Le candidat Osih, du Social Democratic Front (SDF), dit s’inquiéter du déroulement des élections dans les régions anglophones le 7 octobre.
Dans cet entretien accordé à Jeune Afrique, l’homme politique revient également sur son programme, en particulier et sur sa volonté de mettre fin à un « fédéralisme contrôlé par l’État central ».
Vous vous opposez à la création de centres de vote dans les régions anglophones. Pourquoi ?
Il s’agit d’une objection très forte sur le fait qu’Elecam, en complicité avec le gouvernement, veut absolument créer des centres de vote dans le Nord-Ouest et le Sud-Ouest. De manière concrète, Elecam veut fermer les bureaux de vote et pousser les électeurs vers ces centres.
Cette mesure fait que certains électeurs devront parcourir plusieurs dizaines de kilomètres pour voter, ce qui est impossible car il n’y a pas de transports en commun, ni un transit fluide dans ces zones. Et ce sera encore pire le jour du vote, un jour où les déplacements entre deux villes sont proscrits. Il est très important de comprendre que c’est une façon de marginaliser ces électeurs. Et en tant que candidat, je ne peux pas accepter cela.
Que préconisez-vous pour permettre aux déplacés de voter ?
Il faut avant tout dire que cette mesure est illégale : aucun article du code électoral ne prévoit la création de ces centres de vote. En revanche, il existe des dispositions légales qui permettent aux personnes qui se sont déplacées pour des cas de force majeur de prendre part au scrutin.
Cela concerne notamment les fonctionnaires et les militaires qui ont été affectés loin de leur domicile dans le cadre de leurs fonctions et qui n’ont pas pu changer leurs lieux de vote auprès d’Elecam. Dans ce cas, l’électeur peut se présenter au chef d’antenne régional d’Elecam, pour se voir affecter à un bureau de vote. Nous avons donc tout simplement demandé au directeur général des élections d’étendre cette disposition légale aux personnes déplacées.
Vous plaidez pour plus de fédéralisme. Pourquoi ?
Il faut en finir avec l’hypercentralisation actuelle de l’État, et faire en sorte que le pouvoir revienne au peuple. Ce n’est qu’ainsi qu’on pourra commencer véritablement le développement de notre pays. Cela passe absolument par le fédéralisme, car la décentralisation telle que nous l’avons aujourd’hui est un fédéralisme contrôlé par l’État central. Or, le fédéralisme que j’appelle de mes vœux, lui, sera contrôlé par les populations.
Il y a débat, au sein du SDF. Certains militants de votre parti sont plutôt favorables à un fédéralisme à deux États…
Le SDF n’a jamais, dans son histoire, présenté le nombre d’États à créer. Nous avons toujours dit que le nombre d’États sera décidé par le peuple camerounais. Ma position, en tant que candidat, est de mettre en place un fédéralisme à dix États, correspondant aux dix régions actuelles.

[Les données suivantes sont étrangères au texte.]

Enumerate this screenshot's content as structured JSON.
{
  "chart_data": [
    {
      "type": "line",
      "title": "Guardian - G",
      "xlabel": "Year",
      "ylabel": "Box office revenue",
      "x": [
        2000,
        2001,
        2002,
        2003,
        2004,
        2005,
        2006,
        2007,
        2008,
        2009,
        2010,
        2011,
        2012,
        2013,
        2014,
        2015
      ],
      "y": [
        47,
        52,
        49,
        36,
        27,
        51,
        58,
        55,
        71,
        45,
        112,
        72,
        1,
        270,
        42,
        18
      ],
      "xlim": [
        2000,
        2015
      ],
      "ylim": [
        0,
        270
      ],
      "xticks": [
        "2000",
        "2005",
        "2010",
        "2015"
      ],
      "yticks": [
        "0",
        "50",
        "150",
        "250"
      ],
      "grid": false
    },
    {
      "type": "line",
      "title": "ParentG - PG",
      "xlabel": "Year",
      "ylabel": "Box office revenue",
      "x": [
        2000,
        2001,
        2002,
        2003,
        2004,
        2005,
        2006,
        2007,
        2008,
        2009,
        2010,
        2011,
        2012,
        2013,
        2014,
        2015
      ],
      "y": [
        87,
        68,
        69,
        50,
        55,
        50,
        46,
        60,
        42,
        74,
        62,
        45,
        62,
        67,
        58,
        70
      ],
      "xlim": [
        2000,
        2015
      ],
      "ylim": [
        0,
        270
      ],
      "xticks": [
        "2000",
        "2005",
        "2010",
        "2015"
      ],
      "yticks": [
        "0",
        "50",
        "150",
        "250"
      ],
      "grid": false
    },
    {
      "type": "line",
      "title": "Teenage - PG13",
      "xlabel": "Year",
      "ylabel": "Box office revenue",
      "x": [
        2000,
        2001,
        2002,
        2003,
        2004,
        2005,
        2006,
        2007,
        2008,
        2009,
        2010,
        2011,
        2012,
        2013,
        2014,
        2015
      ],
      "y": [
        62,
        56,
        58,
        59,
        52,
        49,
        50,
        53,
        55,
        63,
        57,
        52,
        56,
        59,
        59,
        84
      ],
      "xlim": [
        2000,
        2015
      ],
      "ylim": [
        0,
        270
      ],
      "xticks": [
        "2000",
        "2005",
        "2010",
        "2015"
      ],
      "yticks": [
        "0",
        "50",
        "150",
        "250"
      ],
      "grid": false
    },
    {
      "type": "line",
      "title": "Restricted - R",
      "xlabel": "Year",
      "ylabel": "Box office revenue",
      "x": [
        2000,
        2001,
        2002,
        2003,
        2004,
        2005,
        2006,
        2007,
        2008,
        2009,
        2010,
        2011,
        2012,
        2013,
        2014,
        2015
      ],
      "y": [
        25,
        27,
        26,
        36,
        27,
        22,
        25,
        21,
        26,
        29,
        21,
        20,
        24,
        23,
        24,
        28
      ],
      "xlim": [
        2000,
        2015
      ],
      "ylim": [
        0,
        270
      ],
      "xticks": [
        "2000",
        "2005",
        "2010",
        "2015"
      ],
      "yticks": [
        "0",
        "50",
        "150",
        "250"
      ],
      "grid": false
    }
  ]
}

Je fais ce choix non pas parce que je préfère dix États, quatre ou trente, mais tout simplement parce que passer de l’État hypercentraliste au fédéralisme nécessitera déjà beaucoup de changements, et il ne faudrait pas qu’on ajoute une couche supplémentaire avec un changement géographique.
Vous êtes pour le fédéralisme, donc contre la sécession que défendent les partisans de la « République d’Ambazonie ». Si vous êtes élu, serez-vous prêt, cependant, à accorder une grâce aux leaders sécessionnistes incarcérés à Yaoundé, s’ils venaient à être condamnés ?
En tant que président de la République, ils [les leaders sécessionnistes, ndlr] ne pourront pas être condamnés, parce qu’il n’y aura pas de prisonniers politiques dans les prisons camerounaises.
Cela vaut-il également pour les personnes ciblées par l’« opération épervier », qualifiés de « prisonniers politiques », notamment par le Département d’État américain…
C’est le gouvernement camerounais, la justice camerounaise et le président de la République du Cameroun qui définissent qui est un prisonnier d’opinion et qui est un prisonnier qui a commis un délit pénal. Je me réserve donc le droit de décider qui sont ceux qui sont en prison par rapport à leurs opinions politiques et ceux qui sont en prison par rapport à leur crime.